Valentine no sabía qué pretendía insinuar Peter, pero a menudo sacaba discusiones de este tipo, discusiones prácticas sobre los acontecimientos del mundo. La utilizaba para probar sus ideas, para refinarlas. En el proceso, también ella refinaba sus propias ideas. Descubrió que aunque raramente estaba de acuerdo con Peter sobre lo que debería ser el mundo, raramente estaban en desacuerdo en lo que era el mundo en realidad. Se habían hecho bastante diestros en tamizar información precisa de las historias de los simplones, desesperadamente ignorantes, redactores de noticias. El rebaño de las noticias, como Peter los llamaba.

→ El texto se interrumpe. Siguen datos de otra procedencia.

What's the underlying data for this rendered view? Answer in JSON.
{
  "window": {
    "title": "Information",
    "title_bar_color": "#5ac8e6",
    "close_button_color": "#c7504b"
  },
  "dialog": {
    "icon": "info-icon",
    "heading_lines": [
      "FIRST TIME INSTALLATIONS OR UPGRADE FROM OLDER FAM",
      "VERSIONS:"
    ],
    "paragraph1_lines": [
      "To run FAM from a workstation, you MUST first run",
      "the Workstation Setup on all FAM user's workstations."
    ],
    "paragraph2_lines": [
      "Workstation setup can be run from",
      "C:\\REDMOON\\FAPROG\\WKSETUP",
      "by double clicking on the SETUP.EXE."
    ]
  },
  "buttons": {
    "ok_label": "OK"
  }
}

—El Polemarch es ruso, ¿no? Y él sabe lo que está pasando con la flota. O han descubierto que, después de todo, los insectores no son una amenaza, o estamos a punto de tener una gran batalla. De una forma o de otra, la guerra contra los insectores está próxima a su fin. Se están preparando para después de la guerra.